So, mein lieber Watson, da haben Sie meinen Bericht eines Fehlschlags. Und doch – und doch« – er ballte seine hageren Hände in einem Anfall von Selbstgewißheit – »weiß ich, die Sache stimmt vorn und hinten nicht. Ich spüre es in meinen Knochen. Irgend etwas ist noch nicht zur Sprache gekommen, und diese Haushälterin weiß es. In ihren Augen lag eine Art von schmollendem Trotz, der nur mit Schuldbewußtsein zu vereinbaren ist. Es hat jedoch keinen Sinn, noch länger darüber zu reden, Watson; aber falls uns nicht ein glücklicher Zufall weiterhilft, fürchte ich, wird der Fall des verschwundenen Baumeisters von Norwood nicht in jener Chronik unserer Erfolge vertreten sein, die, wie ich vorausahne, ein geduldiges Publikum früher oder später zu ertragen haben wird.«

»Wird nicht«, sagte ich, »die äußere Erscheinung unseres jungen Mannes bei jeder Jury viel bewirken?«

»Dies ist ein gefährliches Argument, mein lieber Watson. Erinnern Sie sich an den schrecklichen Mörder Bert Stevens, den wir 87 herausschlagen sollten? Hat es jemals einen schlichteren, sonntagsschulhafteren jungen Mann gegeben als ihn?«

»Sie haben recht.«

»Falls es uns nicht gelingt, eine andere Theorie zu begründen, ist dieser Mann verloren. Der Fall weist praktisch keinen Makel auf, der sich jetzt dagegen vorbringen ließe, und alle weiteren Ermittlungen haben nur dazu gedient, ihn zu bekräftigen. Übrigens gibt es da bei diesen Papieren eine kleine Merkwürdigkeit, die uns als Ausgangspunkt für eine Untersuchung dienen könnte. Als ich das Kontobuch durchsah, fiel mir auf, daß der niedrige Kontostand hauptsächlich auf hohen Schecks beruhte, die im Lauf des letzten Jahres an einen Mr. Cornelius ausgestellt wurden. Ich gestehe, es würde mich schon interessieren, wer dieser Mr. Cornelius sein mag, mit dem ein Baumeister im Ruhestand dermaßen beträchtliche Transaktionen durchführt. Ist es möglich, daß er bei der Sache seine Hand im Spiel gehabt hat? Cornelius könnte ein Makler sein, aber wir haben keine Wechsel gefunden, die solch hohen Zahlungen entsprechen würden. Mangels jeden anderen Hinweises muß ich meine Forschungen jetzt auf eine Erkundigung bei der Bank nach jenem Gentleman richten, der diese Schecks eingelöst hat. Doch ich fürchte, mein Lieber, unser Fall wird wenig ruhmreich damit enden, daß Lestrade unseren Klienten hängen läßt, was Scotland Yard gewiß zum Triumph gereichen wird.«

Ich weiß nicht, ob Sherlock Holmes in dieser Nacht überhaupt geschlafen hat, doch als ich zum Frühstück hinunterkam, fand ich ihn bleich und abgespannt, und seine hellen Augen wirkten durch die schwarzen Schatten um sie her noch heller. Der Teppich um seinen Sessel war mit Zigarettenstummeln und den Frühausgaben der Morgenzeitungen übersät. Auf dem Tisch lag ein offenes Telegramm.

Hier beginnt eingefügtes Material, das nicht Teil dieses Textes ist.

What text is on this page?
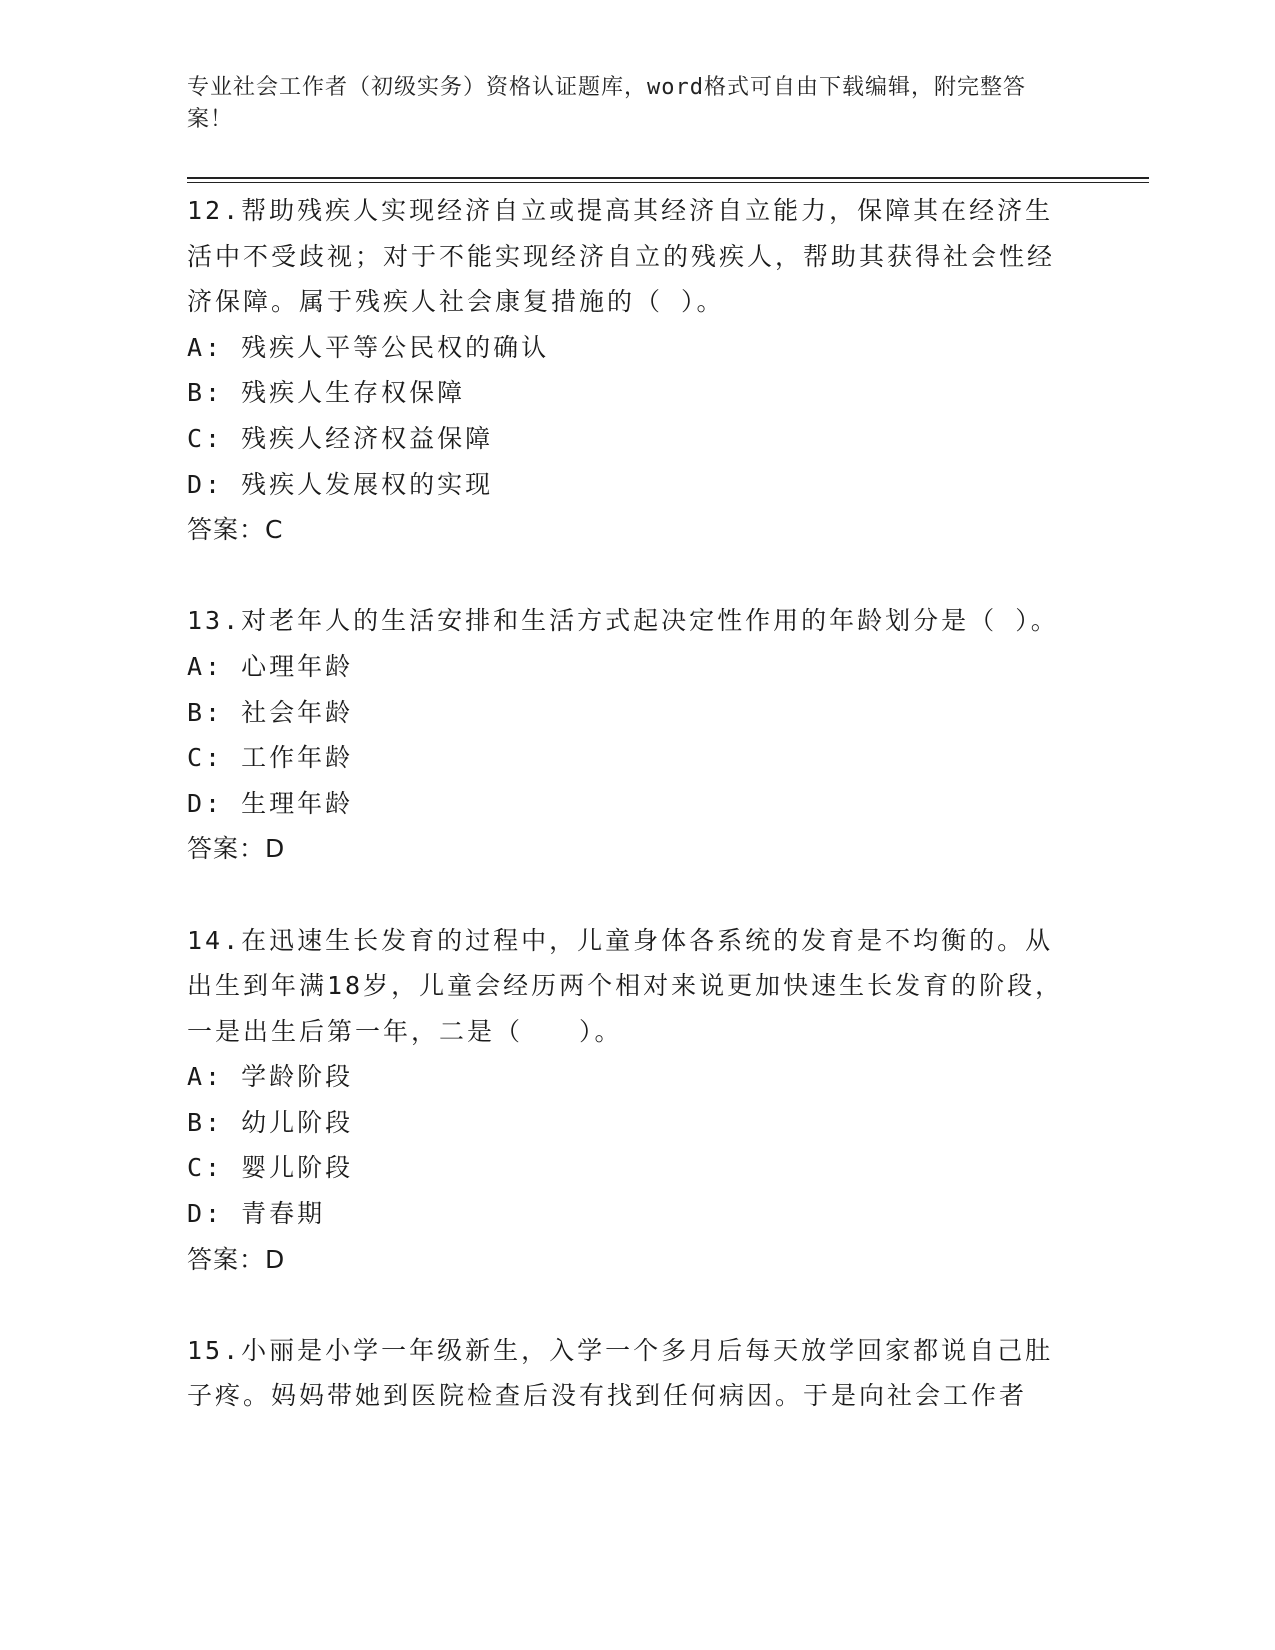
专业社会工作者（初级实务）资格认证题库，word格式可自由下载编辑，附完整答案！

12.帮助残疾人实现经济自立或提高其经济自立能力，保障其在经济生活中不受歧视；对于不能实现经济自立的残疾人，帮助其获得社会性经济保障。属于残疾人社会康复措施的（ ）。

A: 残疾人平等公民权的确认
B: 残疾人生存权保障
C: 残疾人经济权益保障
D: 残疾人发展权的实现
答案：C

13.对老年人的生活安排和生活方式起决定性作用的年龄划分是（ ）。

A: 心理年龄
B: 社会年龄
C: 工作年龄
D: 生理年龄
答案：D

14.在迅速生长发育的过程中，儿童身体各系统的发育是不均衡的。从出生到年满18岁，儿童会经历两个相对来说更加快速生长发育的阶段，一是出生后第一年，二是（　　）。

A: 学龄阶段
B: 幼儿阶段
C: 婴儿阶段
D: 青春期
答案：D

15.小丽是小学一年级新生，入学一个多月后每天放学回家都说自己肚子疼。妈妈带她到医院检查后没有找到任何病因。于是向社会工作者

»Was halten Sie davon, Watson?« fragte er und warf es mir hin.

Es kam aus Norwood und lautete:

Wichtige neue Beweise gefunden. McFarlanes Schuld eindeutig erwiesen. Rate Ihnen, Fall aufzugeben.

LESTRADE.

»Klingt bedenklich«, sagte ich.

»Es ist Lestrades mickriges Sieges-Kikeriki«, erwiderte Holmes mit bitterem Lächeln. »Und doch könnte es verfrüht sein, den Fall aufzugeben. Schließlich sind wichtige neue Beweise etwas Zweischneidiges: Sie könnten in eine ganz andere Richtung ausschlagen, als Lestrade sich vorstellt. Frühstücken Sie, Watson, und dann gehen wir gemeinsam los und sehen zu, was wir tun können. Ich habe das Gefühl, ich werde Ihre Begleitung und moralische Unterstützung heute nötig haben.«

Mein Freund frühstückte nicht; es war nämlich eine seiner Eigenarten, daß er sich in seinen gespannteren Momenten keinerlei Nahrung gestattete, und ich habe es erlebt, wie er seine eiserne Kraft so lange mißbrauchte, bis er vor schierer Auszehrung zusammenbrach. »Gegenwärtig kann ich für die Verdauung weder Energie noch Nervenkraft erübrigen«, pflegte er in solchen Fällen auf meine medizinischen Einwände zu antworten. Es überraschte mich daher nicht, als er diesen Morgen sein Mahl unberührt hinter sich ließ und mit mir nach Norwood aufbrach. Ein Haufen morbider Gaffer stand noch immer um Deep Dene House versammelt, das genau die vorstädtische Villa darstellte, die ich mir ausgemalt hatte. Im Tor begrüßte uns Lestrade, sein Gesicht von Siegesfreude gerötet, sein Gehabe mächtig triumphierend.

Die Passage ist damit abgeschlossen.